É com grande espanto que se toma conhecimento do nosso próximo adversário: a Coreia do Norte. Vencedores do grupo 3, os Magriços têm por adversário o segundo classificado do grupo 4 e tudo indica que fosse a Itália, depois de a URSS ter garantido a liderança. Basta aos italianos o empate no seu confronto com os asiáticos para passarem à fase seguinte. Mas não é que a Coreia ganha o jogo (1-0)? É o grande escândalo de 1966.

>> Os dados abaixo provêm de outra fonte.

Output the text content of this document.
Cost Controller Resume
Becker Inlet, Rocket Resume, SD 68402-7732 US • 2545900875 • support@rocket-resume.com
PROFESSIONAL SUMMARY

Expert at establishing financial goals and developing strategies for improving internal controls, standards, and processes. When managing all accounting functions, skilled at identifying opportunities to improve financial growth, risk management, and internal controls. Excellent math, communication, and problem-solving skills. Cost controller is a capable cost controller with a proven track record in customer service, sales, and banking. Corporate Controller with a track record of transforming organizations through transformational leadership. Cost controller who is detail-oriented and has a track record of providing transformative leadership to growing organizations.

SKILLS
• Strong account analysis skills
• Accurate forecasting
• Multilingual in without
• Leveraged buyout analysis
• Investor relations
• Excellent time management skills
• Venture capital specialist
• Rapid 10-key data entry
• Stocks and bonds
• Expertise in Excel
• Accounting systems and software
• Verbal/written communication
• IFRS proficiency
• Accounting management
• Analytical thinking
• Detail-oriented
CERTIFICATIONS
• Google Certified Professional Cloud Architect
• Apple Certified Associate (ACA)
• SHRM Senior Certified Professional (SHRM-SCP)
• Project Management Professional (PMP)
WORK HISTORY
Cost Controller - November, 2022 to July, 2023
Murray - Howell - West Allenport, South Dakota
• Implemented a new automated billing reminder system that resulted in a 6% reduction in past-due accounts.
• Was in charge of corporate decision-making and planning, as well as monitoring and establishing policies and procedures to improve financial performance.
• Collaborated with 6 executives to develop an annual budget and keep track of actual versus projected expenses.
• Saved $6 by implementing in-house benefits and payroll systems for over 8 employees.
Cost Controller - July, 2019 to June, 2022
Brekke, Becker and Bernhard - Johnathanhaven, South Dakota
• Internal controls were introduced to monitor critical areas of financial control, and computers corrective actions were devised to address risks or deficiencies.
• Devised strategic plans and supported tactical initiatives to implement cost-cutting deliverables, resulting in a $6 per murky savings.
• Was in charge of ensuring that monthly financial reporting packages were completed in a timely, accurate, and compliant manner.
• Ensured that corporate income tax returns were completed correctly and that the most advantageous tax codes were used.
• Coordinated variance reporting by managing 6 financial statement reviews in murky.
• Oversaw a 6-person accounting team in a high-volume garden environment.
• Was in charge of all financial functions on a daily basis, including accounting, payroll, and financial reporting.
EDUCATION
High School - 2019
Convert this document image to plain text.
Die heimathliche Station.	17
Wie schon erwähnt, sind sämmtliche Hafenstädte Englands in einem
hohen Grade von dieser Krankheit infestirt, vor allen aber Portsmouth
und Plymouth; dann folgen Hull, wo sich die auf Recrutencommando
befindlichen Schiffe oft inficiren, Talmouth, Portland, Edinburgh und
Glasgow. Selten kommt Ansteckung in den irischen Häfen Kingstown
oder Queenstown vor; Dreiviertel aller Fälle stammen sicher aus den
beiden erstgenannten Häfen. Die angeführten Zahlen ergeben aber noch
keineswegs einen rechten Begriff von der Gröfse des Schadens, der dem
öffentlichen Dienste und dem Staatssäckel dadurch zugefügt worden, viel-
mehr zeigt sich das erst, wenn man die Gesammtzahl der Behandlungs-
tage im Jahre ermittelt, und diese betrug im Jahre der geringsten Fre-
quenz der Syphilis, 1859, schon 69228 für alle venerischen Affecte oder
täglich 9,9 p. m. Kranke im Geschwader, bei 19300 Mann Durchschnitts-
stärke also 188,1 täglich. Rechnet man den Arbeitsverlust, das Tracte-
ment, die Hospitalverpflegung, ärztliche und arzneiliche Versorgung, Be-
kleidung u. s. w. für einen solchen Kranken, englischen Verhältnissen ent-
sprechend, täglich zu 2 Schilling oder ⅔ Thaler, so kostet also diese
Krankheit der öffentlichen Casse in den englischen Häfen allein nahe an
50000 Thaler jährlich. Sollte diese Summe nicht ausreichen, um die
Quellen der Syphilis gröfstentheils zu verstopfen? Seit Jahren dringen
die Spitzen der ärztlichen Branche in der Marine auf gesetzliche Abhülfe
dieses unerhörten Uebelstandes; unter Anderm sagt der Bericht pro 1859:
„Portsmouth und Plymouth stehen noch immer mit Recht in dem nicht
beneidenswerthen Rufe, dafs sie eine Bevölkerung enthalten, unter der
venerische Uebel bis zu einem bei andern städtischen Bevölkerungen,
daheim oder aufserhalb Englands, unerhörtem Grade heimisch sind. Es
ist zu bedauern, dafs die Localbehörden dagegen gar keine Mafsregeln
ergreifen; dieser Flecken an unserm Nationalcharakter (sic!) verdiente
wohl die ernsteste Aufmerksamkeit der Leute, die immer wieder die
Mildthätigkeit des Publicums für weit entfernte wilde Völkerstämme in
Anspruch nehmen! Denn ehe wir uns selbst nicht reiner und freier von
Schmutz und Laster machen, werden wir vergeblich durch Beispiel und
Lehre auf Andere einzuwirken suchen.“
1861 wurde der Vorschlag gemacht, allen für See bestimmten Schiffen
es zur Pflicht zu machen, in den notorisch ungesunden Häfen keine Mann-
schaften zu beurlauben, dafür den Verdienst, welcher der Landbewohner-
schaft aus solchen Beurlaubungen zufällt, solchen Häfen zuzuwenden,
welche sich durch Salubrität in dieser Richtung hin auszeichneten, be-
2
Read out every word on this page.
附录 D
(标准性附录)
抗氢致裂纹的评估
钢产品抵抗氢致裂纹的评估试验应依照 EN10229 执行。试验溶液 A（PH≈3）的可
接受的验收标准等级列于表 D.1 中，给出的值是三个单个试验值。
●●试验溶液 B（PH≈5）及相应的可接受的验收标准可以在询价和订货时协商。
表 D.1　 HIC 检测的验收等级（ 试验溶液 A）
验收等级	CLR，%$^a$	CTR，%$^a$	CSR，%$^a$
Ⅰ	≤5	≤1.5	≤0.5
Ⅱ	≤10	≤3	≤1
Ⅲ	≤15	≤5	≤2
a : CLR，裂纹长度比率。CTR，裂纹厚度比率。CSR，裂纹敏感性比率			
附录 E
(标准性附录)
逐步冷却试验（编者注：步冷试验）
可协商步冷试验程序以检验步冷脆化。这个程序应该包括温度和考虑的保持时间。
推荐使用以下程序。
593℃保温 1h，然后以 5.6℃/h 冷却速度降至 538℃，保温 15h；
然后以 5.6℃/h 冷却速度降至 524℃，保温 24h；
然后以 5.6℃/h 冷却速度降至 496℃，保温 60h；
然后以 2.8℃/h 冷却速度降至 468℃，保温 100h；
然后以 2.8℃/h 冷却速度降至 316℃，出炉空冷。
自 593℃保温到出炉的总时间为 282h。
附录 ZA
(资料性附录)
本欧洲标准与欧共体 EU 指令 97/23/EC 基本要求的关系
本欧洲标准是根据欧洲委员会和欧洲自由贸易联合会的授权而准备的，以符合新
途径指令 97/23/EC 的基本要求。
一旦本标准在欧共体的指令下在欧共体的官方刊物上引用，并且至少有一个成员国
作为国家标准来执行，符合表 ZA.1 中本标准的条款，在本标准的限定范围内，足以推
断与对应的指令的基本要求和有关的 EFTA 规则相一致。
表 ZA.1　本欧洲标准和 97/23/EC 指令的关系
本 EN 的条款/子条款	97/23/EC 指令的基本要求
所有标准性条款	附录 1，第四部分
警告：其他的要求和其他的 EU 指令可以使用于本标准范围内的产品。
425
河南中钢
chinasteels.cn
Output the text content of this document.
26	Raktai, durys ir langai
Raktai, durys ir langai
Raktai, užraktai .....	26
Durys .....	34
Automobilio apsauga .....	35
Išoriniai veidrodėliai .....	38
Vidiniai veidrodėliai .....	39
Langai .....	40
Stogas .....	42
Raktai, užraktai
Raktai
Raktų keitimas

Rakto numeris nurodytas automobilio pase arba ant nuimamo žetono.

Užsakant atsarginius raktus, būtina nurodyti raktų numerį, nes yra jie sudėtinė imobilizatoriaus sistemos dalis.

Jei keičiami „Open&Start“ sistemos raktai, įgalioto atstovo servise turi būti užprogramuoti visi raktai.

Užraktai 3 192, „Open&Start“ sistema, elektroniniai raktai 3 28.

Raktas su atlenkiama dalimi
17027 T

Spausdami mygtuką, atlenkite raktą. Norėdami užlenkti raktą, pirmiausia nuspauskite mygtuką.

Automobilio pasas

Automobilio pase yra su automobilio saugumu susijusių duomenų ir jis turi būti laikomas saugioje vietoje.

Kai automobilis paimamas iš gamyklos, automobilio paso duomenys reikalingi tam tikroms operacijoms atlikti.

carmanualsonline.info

O jogo dos quartos-de-final é em Goodison Park, casa do Everton. A Coreia faz um arranque sublime com 3-0 aos 25 minutos. É então que começa o festival Eusébio. Uma bola colocada resulta no 1-3 e inicia uma recuperação na qual já poucos acreditam. Depois, na transformação de uma grande penalidade, a castigar derrube sobre Torres, o Pantera reduz mais ainda. Renascem todas as esperanças com o apito para o intervalo. No balneário, a palestra do seleccionador Otto Glória intimida todos. "Ele disse-nos coisas impublicáveis", garante José Augusto. "Ele disse palavras que eu nunca tinha ouvido", desabafa Eusébio.
Pertence a Simões, já na parte complementar, o passe de mestre que dá a Eusébio a possibilidade do remate fulminante que estabelece o empate. A seguir, para não variar, Eusébio arranca pela esquerda, poderoso, desde o seu meio-campo e é derrubado pelas costas. Penálti indiscutível, que ele próprio transforma. O lance ainda hoje é visto e revisto nas escolas de formação do Ajax. Conta Kluivert, também ele alcunhado de Pantera. "Lembro-me do Portugal-Coreia do Norte. Da correria de Eusébio naquele lance que resultou o 4-3. Esse vídeo ainda hoje é mostrado em todos os escalões jovens do Ajax como exemplo de controlo de bola. E, de facto, Eusébio agarra a bola no meio-campo, passa uns dois ou três adversários, antes de ser duplamente rasteirado na grande área." Kluivert pára um pouco e finaliza. "Foi uma jogada tremenda. Quando a bola lhe chegou, nunca ninguém pensou que ele fosse por ali fora até entrar na área. Verdadeiramente fantástico. Todos nós ficámos boquiabertos, enquanto ouvíamos os treinadores: ‘tomem atenção a este lance, porque isto é que é um controlo de bola perfeito, sob pressão.’"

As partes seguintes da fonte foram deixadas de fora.